The defendants argue that they did not cause a breach of contract, that they acted in good faith and that they honestly misinterpreted Federal law as to the requirement of approval of the rate. They argue that under the test of Perkins School for the Blind v. Rate Setting Comm'n, 383 Mass. 825 , 831 (1981), they should be exonerated from the payment of interest because they have "done all that the law required . . . in the particular case." We disagree.
Language from Massachusetts Gen. Hosp. appearing in Perkins immediately before this quoted language provides that "interest may be allowed against the Commonwealth for any `detention of money, beyond the reasonable time which the statutes requiring payment to [plaintiffs] fairly should be interpreted as contemplating.'" Perkins, supra at 831, quoting Massachusetts Gen. Hosp., supra at 209.
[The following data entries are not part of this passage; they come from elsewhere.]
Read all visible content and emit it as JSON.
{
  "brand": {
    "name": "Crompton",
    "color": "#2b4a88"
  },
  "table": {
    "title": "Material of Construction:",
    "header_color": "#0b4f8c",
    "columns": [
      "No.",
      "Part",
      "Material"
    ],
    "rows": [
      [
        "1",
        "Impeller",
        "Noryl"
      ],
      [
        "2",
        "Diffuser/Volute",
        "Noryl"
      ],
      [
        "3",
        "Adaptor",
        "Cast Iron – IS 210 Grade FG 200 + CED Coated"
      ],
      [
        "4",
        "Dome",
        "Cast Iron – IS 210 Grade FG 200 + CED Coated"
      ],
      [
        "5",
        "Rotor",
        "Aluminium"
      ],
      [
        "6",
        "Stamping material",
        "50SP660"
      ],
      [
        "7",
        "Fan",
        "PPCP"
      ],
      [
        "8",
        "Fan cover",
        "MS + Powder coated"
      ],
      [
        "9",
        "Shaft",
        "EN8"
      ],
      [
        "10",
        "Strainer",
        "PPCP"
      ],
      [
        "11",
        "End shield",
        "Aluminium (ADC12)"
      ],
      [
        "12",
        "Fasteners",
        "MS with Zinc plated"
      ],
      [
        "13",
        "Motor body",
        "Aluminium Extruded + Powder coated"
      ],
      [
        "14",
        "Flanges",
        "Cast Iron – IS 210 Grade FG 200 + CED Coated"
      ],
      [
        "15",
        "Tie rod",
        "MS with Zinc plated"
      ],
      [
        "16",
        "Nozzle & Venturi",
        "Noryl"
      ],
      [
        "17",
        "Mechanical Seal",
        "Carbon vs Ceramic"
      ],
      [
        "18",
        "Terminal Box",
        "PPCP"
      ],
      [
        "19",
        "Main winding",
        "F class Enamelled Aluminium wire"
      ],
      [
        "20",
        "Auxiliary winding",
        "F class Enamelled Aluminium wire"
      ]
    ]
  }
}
Despite the defendants' arguments to the contrary, the present case is distinguishable from one in which a provider successfully appeals the amount of the rate under the procedure established in G. L. c. 6A, Section 32. In this instance, the language of
Perkins ("a liability for interest in the Commonwealth does not arise each time an initial rate is subsequently adjusted upward," id. at 832) is not applicable to the present case since the original appeal in Addison Gilbert I was a frontal attack on the legality of the rate. Applying the principles of Perkins and Massachusetts Gen. Hosp. to the instant case, it is clear that the defendants did not do all that the law required because they failed to obtain Federal approval. They knew of the Federal requirement of prior approval when they made the $70 rate effective. The Federal agency informed the defendants that such action would violate Federal law. By statute, G. L. c. 6A, Section 32, provides that these rates must conform with the requirements of Federal law.
In a word, the defendants' conduct constituted a breach of contract for which they must be responsible for the payment of interest.
[Note 1] The plaintiffs are twenty-five nonprofit hospitals located in the Commonwealth which provide care to Medicaid patients among others. See Addison Gilbert Hosp. v. Rate Setting Comm'n, 390 Mass. 17 n.1 (1983) (Addison Gilbert I).
[Note 2] The defendants are the Commonwealth, the Rate Setting Commission (commission), and the Department of Public Welfare (department), the same parties as in Addison Gilbert I. See id. n.2.
[Note 3] The definition used in Massachusetts is "a day of acute inpatient hospitalization on which a lower than acute level of care is determined to be appropriate by the PSRO [Professional Standards Review Organization] but on which an appropriate placement is not available." 106 Code Mass. Regs. Section 452.007 (B)(1)(1978).
[Note 4] General Laws c. 231, Section 6C (1984 ed.), is as follows: "In all actions based on contractual obligations, upon a verdict, finding or order for judgment for pecuniary damages, interest shall be added by the clerk of the court to the amount of damages, at the contract rate, if established, or at the rate of twelve per cent per annum, from the date of the breach or demand. If the date of the breach or demand is not established, interest shall be added by the clerk of court, at such contractual rate, or at the rate of twelve per cent per annum from the date of the commencement of the action."